Likewise, there are several activities in which our church is currently engaged that are in no way represented in our policy manual. For instance, there is zero mention of our very successful Children's Day Out program in the current policy manual, and the only staff member presented in the policy manual other than the pastor is the "Minister of Music and Youth," a position that doesn't even exist in our current situation.

A policy manual is meant to help keep the church on mission. It should provide some level of accountability to church leaders such as the staff and deacon body. When the policy manual is allowed to become as outdated as ours is, it offers no accountability whatsoever. We are hoping to change that with these proposed changes.

But why so many changes?

There is bound to be a bit of a shock when someone first reads over the proposed changes because so much of the policy manual is being suggested for change. The reason this is the case is because of how long it has been since any work at all has been done on the manual. Hopefully, if this proposal passes, we can revisit the policy manual more often in the future so that changes can be made along the way in a smaller fashion. For now though, the changes being proposed are needed to get a badly outdated policy manual up to date.

Why are we doing away with so many committees?

While committee driven leadership works perfectly for certain elements of FBC, we believe a ministry team approach would be more beneficial for other elements. The proposal is to leave all money and business related committees as they are. We would like, however, to replace the more ministry related committees with ministry teams for a number of reasons. 

First, this gives our ministry leaders more flexibility. Our youth and children's ministries, for instance, are constantly recruiting teachers, leaders, and helpers to carry out ministry needs. As it is today, few of those helpers are ever voted into place by the church because committees are limited to 6 members and their recruitment period is normally only once per year.
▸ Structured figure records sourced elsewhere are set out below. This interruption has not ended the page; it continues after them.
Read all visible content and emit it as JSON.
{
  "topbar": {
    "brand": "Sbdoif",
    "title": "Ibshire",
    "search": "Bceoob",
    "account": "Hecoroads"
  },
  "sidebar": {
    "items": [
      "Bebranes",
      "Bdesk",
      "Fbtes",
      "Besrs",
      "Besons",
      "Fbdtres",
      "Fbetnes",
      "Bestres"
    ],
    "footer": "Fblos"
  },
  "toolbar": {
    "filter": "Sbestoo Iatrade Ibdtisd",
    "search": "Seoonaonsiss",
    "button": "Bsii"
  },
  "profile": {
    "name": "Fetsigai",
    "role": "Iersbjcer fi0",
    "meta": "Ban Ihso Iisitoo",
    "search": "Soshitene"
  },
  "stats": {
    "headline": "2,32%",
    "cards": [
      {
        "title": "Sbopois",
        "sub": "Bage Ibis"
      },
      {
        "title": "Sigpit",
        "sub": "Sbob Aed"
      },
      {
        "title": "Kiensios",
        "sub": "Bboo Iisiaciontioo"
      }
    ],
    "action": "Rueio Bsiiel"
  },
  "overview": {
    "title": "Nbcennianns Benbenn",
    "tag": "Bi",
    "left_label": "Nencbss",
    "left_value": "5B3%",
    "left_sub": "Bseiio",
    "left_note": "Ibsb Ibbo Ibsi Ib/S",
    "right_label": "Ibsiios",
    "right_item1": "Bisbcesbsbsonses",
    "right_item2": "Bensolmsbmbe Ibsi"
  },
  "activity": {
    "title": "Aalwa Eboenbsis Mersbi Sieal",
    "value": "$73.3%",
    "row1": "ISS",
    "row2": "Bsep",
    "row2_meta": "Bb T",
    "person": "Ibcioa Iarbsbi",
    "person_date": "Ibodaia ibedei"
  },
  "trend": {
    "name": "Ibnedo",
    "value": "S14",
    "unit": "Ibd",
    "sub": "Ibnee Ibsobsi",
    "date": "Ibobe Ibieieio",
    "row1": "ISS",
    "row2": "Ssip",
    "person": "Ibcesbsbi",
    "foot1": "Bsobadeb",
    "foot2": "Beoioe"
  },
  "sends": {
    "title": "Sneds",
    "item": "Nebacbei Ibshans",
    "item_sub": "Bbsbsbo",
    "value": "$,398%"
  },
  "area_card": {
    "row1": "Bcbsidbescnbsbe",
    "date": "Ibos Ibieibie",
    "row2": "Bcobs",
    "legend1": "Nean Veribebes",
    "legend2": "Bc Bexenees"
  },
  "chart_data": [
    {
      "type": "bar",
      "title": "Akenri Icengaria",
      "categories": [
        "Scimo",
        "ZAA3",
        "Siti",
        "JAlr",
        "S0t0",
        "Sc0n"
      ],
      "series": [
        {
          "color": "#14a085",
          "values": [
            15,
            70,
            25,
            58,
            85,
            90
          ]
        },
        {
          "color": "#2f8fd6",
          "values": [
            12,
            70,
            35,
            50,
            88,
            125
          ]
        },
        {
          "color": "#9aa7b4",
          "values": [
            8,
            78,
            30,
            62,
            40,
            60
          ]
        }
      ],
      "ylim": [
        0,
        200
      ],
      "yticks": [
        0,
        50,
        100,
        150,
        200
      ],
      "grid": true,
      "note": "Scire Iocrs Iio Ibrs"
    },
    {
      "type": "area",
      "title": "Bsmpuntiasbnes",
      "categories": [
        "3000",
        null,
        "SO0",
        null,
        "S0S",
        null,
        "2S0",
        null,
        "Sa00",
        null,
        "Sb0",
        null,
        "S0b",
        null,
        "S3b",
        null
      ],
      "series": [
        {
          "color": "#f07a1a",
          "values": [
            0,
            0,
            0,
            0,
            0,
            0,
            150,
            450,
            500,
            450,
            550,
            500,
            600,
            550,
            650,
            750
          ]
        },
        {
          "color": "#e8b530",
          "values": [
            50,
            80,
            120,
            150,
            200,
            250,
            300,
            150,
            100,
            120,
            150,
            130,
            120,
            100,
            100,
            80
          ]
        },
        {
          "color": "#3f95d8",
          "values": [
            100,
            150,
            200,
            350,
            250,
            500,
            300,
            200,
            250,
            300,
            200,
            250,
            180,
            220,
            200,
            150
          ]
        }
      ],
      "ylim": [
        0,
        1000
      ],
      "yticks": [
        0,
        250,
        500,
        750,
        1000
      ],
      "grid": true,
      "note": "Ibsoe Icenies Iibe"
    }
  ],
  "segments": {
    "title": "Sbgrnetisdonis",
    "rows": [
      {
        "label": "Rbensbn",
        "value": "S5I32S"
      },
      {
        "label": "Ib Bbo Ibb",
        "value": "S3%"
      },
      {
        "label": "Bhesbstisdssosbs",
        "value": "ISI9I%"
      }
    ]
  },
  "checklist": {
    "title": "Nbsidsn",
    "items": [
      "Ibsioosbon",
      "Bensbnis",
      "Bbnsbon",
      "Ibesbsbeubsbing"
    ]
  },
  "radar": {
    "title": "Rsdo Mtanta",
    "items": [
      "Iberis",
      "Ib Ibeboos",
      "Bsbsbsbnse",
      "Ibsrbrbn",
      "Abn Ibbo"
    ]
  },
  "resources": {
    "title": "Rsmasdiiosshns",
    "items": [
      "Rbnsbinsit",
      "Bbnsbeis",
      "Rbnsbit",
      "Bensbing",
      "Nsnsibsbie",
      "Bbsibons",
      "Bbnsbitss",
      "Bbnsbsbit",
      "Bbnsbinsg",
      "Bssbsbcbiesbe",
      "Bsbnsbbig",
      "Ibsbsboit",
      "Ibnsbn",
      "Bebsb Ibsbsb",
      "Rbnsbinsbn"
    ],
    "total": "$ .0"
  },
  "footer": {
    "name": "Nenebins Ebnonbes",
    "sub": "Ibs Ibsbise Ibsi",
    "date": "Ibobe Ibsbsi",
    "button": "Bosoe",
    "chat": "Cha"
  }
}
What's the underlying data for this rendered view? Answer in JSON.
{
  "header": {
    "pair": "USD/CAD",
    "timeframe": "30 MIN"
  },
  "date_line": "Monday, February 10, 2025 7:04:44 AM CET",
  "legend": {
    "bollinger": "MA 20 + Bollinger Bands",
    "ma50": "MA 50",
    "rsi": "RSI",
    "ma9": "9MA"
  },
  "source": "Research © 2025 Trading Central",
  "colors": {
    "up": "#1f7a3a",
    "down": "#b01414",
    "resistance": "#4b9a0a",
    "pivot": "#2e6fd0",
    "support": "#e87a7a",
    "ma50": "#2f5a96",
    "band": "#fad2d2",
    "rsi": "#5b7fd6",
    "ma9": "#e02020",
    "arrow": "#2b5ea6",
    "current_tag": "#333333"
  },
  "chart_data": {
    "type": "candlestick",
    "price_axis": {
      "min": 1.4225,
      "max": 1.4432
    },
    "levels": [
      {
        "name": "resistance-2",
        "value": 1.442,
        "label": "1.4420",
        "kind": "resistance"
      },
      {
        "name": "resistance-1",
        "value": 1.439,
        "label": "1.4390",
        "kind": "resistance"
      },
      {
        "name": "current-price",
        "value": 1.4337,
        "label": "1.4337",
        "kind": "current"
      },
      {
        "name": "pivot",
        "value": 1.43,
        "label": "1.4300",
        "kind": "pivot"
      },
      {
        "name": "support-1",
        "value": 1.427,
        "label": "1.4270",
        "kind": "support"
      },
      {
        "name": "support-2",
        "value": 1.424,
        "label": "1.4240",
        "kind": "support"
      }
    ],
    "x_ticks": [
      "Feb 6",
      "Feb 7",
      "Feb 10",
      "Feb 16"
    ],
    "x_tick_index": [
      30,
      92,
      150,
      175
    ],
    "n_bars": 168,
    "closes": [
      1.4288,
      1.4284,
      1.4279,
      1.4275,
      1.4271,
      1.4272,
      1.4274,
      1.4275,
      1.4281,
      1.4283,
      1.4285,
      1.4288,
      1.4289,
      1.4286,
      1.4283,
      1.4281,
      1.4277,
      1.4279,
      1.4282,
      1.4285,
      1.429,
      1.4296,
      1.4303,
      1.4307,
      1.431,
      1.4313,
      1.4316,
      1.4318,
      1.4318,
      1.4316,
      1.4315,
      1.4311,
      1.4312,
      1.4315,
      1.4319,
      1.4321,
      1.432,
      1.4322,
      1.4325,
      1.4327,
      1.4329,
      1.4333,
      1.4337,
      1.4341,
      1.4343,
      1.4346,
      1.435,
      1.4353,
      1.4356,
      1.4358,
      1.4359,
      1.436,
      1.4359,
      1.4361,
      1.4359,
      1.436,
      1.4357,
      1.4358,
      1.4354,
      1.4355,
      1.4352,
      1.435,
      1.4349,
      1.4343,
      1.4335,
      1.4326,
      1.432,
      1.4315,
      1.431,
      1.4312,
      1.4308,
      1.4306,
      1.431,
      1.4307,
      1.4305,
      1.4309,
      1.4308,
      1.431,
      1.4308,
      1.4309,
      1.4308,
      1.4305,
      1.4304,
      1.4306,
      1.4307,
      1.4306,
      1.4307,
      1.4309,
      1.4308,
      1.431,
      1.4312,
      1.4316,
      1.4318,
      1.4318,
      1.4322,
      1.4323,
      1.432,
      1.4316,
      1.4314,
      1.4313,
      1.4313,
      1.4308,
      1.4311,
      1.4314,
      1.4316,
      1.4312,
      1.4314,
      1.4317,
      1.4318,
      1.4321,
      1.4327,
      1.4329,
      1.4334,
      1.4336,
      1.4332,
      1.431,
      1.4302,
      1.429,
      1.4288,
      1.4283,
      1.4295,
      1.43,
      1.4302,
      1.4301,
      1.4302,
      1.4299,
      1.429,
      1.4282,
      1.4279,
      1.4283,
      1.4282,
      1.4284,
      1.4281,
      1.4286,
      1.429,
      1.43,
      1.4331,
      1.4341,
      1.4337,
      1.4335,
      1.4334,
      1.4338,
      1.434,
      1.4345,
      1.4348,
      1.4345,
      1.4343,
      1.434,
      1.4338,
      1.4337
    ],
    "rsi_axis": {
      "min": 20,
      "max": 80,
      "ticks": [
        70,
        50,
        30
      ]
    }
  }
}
While we trust our ministry leaders, this means that there is no oversight or accountability on who the ministry leaders choose to be helpers. With the proposed changes, ministry leaders will have the opportunity to recruit an unlimited number of members to serve on their ministry teams at any point throughout the year. Once a ministry leader has chosen a potential team-member, the deacon body and staff will consider adding that member the team at the next deacons' meeting. This gives our leaders flexibility in recruiting and provides more accountability.

Second, in conjunction with the proposed addition of several ministry officers, we believe the ministry team approach will empower lay leaders within the church to better lead the church's various ministries. As of today, we have active men's, women's and senior adult ministries, but we have no organization supporting those ministries. By allowing our nominating committee to recruit ministry officers (which will be voted on by the church as a whole) to serve in those various positions, we better ensure that those ministries will not be overlooked but be championed by our membership.

Finally, words matter. The terminology of committees carries a very business-minded connotation. Committees are usually sat on by people in civic or corporate organizations. We believe that Christian ministry is better described with team language.

What about the numerous changes to the staff portions of the manual?

As noted above, the staff portion of the manual is out of date. Further, we have added and/or changed several staff positions just in the last few years. That means that, again, we need the policy manual to allow for more flexibility. We believe that the Personnel Committee would be a better agent to create and maintain policies related to church employees. We're hoping, therefore, that the proposed changes will empower the Personnel Committee to create staff policies, job descriptions, and changes as necesarry.